What did the researchers do?

Researchers at the University of Exeter and King’s College London used data from the UK Biobank from around 700 people who had experienced optic neuritis. This included 545 people who didn’t have a diagnosis of MS when they first developed optic neuritis.

Researchers combined genetic information from each of these people with information about their age and sex. By combining these they could make a score to predict whether someone would go on to be diagnosed with MS.

When they compared it with data showing who did go on to develop MS, researchers found that their predictive score was able to effectively separate those at low risk of developing MS from those at a higher risk.  

What does this mean for people with MS?

Optic neuritis can be one of the first symptoms of MS, which people can experience years before a diagnosis. For people with MS-related optic neuritis, the inflammation usually goes away on its own and vision recovers. 

But not everyone with optic neuritis goes on to develop MS. For many people with non-MS-related optic neuritis, there can be permanent damage to the vision if they aren’t treated quickly with high doses of steroids. But these can come with harmful side effects. 

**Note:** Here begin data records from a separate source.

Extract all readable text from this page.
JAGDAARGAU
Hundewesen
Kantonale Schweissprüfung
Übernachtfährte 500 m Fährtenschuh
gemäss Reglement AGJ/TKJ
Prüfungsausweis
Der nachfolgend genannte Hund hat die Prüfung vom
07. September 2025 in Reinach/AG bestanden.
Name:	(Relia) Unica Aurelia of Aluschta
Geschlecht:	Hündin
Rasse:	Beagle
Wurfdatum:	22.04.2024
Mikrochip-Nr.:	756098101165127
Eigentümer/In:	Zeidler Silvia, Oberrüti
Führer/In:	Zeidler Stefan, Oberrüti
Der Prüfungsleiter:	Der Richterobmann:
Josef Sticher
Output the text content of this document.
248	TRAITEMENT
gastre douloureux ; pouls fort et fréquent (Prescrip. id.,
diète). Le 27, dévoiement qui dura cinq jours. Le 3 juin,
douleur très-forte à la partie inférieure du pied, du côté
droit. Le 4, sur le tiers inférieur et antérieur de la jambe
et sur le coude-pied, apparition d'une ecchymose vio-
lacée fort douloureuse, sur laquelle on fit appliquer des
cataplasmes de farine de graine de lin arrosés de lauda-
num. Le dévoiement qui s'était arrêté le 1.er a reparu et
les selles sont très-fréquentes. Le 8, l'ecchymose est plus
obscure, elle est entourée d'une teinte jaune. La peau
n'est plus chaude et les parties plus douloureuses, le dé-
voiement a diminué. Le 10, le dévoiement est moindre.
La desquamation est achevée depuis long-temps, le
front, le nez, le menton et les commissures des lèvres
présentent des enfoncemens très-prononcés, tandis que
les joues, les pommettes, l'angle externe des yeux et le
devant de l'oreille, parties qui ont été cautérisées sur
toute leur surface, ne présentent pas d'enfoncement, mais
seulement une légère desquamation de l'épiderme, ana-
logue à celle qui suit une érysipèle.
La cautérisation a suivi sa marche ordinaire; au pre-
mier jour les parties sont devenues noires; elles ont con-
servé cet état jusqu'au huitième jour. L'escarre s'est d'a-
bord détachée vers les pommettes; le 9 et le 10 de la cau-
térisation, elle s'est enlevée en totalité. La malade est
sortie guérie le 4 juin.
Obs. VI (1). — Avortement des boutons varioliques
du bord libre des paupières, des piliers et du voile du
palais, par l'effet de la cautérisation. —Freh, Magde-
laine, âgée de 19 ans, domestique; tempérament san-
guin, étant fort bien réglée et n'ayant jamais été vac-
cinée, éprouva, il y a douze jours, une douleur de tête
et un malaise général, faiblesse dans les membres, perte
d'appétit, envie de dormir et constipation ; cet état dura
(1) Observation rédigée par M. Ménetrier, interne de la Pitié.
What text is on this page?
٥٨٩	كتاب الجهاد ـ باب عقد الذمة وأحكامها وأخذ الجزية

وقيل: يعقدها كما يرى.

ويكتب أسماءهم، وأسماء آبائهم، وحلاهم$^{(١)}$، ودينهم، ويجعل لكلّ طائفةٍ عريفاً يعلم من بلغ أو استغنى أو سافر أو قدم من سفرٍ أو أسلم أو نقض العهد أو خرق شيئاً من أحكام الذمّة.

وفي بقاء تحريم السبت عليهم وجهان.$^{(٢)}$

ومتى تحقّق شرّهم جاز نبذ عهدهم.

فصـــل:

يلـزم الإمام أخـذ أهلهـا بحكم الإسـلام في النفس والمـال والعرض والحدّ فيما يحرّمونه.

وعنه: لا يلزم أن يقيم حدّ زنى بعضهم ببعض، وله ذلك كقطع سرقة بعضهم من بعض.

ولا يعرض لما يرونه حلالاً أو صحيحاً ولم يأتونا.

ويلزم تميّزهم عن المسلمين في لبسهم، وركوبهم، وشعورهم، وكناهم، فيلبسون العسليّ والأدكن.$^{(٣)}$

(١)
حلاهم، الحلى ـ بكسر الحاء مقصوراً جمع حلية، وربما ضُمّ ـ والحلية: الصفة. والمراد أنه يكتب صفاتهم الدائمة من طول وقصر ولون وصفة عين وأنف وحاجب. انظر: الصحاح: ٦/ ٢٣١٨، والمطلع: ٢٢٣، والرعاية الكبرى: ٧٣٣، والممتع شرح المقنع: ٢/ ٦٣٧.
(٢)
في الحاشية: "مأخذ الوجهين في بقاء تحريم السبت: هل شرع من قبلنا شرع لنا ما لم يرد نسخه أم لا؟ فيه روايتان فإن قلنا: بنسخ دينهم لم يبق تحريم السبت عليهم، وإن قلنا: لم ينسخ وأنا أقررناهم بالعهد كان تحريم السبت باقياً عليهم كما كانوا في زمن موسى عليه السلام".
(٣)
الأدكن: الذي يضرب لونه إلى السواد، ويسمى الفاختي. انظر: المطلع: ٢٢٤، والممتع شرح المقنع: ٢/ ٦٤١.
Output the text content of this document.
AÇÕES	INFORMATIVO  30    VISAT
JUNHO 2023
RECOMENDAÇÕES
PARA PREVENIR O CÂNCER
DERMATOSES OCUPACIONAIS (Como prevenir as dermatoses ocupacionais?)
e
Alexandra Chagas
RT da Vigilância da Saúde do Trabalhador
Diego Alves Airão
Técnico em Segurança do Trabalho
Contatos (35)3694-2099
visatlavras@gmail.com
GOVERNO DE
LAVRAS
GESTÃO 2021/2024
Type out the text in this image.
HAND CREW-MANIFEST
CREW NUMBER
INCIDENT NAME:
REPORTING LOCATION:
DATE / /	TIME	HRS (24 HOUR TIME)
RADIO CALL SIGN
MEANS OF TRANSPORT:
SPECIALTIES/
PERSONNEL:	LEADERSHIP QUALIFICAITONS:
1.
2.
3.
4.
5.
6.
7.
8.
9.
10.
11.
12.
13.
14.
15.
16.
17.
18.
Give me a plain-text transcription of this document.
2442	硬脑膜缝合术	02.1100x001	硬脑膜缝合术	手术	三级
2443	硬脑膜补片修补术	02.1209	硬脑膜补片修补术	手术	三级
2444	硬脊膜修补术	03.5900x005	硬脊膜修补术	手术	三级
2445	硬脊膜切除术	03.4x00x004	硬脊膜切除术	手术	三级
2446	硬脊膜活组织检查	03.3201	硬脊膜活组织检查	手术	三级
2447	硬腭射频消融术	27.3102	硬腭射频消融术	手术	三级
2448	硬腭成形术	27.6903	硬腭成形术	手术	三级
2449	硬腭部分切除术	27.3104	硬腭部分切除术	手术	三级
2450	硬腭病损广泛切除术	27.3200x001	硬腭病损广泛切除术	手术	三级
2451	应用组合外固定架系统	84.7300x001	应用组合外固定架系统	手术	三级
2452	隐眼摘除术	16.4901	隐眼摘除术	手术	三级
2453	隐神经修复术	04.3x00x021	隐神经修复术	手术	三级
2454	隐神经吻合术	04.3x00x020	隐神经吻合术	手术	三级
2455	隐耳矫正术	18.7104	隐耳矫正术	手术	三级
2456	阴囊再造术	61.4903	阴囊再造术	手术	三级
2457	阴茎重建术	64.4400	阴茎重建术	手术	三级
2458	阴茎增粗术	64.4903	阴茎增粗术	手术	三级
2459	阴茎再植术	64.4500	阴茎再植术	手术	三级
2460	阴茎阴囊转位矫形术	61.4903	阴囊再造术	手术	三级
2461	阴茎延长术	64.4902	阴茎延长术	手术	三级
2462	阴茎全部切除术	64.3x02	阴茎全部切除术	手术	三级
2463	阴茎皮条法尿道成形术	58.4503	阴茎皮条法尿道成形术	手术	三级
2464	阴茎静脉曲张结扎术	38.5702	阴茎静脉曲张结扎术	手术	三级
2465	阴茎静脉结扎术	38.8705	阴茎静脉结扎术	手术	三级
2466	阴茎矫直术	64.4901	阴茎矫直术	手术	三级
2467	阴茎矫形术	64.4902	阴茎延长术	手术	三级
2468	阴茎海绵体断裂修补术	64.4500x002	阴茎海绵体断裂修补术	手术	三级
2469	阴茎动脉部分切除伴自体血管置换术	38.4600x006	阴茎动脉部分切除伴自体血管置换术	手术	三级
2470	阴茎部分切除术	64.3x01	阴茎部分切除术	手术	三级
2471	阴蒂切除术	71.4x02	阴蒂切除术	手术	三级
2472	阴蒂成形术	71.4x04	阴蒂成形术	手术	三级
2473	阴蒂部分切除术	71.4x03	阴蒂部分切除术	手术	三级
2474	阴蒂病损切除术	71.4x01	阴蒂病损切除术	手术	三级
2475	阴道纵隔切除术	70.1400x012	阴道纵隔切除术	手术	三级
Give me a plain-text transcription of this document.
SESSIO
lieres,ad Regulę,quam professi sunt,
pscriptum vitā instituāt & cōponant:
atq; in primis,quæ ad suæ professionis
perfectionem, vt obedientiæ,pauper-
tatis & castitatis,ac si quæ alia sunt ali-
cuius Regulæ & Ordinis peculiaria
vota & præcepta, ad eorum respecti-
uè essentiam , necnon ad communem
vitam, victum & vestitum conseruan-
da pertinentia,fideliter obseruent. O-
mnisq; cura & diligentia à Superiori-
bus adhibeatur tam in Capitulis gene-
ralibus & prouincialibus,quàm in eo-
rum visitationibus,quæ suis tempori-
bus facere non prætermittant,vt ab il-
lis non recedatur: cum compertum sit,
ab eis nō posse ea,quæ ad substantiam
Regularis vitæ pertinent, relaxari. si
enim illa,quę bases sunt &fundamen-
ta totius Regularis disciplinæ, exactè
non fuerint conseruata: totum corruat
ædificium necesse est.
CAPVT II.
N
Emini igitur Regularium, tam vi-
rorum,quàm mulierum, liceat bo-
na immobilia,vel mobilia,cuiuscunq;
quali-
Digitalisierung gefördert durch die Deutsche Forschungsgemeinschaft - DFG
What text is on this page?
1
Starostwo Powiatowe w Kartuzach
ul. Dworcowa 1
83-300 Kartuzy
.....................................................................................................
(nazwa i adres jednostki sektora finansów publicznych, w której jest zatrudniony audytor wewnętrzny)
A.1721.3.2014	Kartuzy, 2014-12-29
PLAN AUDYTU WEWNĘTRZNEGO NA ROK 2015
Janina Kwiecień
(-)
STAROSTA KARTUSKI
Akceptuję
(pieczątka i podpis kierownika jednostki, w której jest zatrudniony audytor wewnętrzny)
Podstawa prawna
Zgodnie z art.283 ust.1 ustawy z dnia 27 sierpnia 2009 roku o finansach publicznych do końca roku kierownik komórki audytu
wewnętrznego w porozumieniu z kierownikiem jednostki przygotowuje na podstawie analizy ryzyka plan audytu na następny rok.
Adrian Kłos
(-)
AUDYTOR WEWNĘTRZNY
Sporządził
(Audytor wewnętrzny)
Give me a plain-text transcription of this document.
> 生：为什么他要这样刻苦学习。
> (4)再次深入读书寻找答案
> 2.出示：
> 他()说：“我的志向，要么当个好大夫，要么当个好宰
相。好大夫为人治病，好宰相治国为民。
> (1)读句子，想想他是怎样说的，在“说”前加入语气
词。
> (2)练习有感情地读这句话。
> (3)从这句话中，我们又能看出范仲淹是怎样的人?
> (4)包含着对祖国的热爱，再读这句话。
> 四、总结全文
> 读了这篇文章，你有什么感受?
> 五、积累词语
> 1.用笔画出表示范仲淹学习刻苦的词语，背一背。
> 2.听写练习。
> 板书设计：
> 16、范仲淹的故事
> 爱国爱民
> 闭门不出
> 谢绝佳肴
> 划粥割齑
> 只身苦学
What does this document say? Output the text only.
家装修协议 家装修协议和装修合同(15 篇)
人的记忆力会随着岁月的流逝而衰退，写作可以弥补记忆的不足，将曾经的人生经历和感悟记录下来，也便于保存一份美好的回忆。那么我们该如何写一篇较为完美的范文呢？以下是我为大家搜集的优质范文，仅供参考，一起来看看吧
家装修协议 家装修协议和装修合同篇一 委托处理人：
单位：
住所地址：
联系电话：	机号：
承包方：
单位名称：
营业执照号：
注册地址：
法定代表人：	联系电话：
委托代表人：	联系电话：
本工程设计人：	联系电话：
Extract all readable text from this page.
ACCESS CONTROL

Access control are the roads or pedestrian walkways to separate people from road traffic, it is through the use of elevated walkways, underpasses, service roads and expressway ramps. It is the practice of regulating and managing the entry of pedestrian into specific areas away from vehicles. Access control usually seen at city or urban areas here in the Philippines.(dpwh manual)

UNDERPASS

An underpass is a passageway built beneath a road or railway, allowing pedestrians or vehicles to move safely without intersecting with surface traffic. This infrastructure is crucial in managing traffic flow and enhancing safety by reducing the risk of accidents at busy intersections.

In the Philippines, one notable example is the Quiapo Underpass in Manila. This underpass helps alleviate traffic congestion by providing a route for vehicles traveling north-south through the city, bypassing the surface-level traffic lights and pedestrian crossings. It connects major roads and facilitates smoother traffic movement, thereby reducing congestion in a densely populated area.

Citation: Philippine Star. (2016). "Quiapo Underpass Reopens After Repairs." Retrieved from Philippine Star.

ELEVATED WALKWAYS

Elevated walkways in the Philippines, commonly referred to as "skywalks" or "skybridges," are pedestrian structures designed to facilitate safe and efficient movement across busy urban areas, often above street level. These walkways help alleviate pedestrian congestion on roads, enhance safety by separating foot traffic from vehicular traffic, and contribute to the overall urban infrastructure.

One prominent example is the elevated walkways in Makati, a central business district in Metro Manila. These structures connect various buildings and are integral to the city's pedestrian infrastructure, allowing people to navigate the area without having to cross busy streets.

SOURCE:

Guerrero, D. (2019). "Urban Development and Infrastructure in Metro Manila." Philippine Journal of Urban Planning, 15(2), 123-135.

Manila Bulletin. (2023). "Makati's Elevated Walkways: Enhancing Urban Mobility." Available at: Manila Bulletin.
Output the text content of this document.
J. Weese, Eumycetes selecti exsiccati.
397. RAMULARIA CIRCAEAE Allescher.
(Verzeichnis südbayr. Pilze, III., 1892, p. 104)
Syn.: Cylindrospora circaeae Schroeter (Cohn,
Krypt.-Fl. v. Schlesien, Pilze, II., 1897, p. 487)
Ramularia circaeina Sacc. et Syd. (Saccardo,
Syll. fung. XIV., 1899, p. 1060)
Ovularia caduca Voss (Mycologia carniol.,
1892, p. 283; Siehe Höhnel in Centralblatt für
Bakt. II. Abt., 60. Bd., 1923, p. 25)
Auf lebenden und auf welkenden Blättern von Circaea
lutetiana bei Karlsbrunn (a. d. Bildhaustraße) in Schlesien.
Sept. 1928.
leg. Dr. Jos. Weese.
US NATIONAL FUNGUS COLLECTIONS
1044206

Being able to predict early on who is at a high risk of developing MS could help doctors to decide the best treatment option for people with optic neuritis. And with more research could help diagnose and treat MS earlier than current methods allow. 

Dr Tasanee Braithwaite, consultant ophthalmologist to the Medical Eye Unit at Guy’s and St Thomas NHS Foundation Trust, and Adjunct Senior Lecturer at King’s College London said: “As a doctor caring for many patients with optic neuritis, I’m excited by the possibility of translating this pilot research into front line clinical care in the near future. 

Whilst more research is needed, our study provides a strong signal that we could better identify patients at high risk of MS, perhaps enabling these people to have earlier MS treatment in the future. Whereas, if we could better identify people whose optic neuritis is very unlikely to result from MS, we could treat these people urgently to reduce irreversible vision loss and blindness."

Dr Clare Walton, our Head of Research, said: “130,000 people live with MS in the UK and one in five will have experienced optic neuritis at the start of their MS journey. This research shows how using genetic scores could be a useful way to predict who will likely continue to an MS diagnosis. 

This research has come at an exciting time as there is increasing global interest in finding ways to prevent MS. Using immunotherapies in people at high risk of MS could significantly delay the onset of the condition, but these drugs come with side effects. 

This exciting study opens up the possibility of finding people in which the benefits will outweigh the risks. We look forward to seeing this prediction model improved through further research.”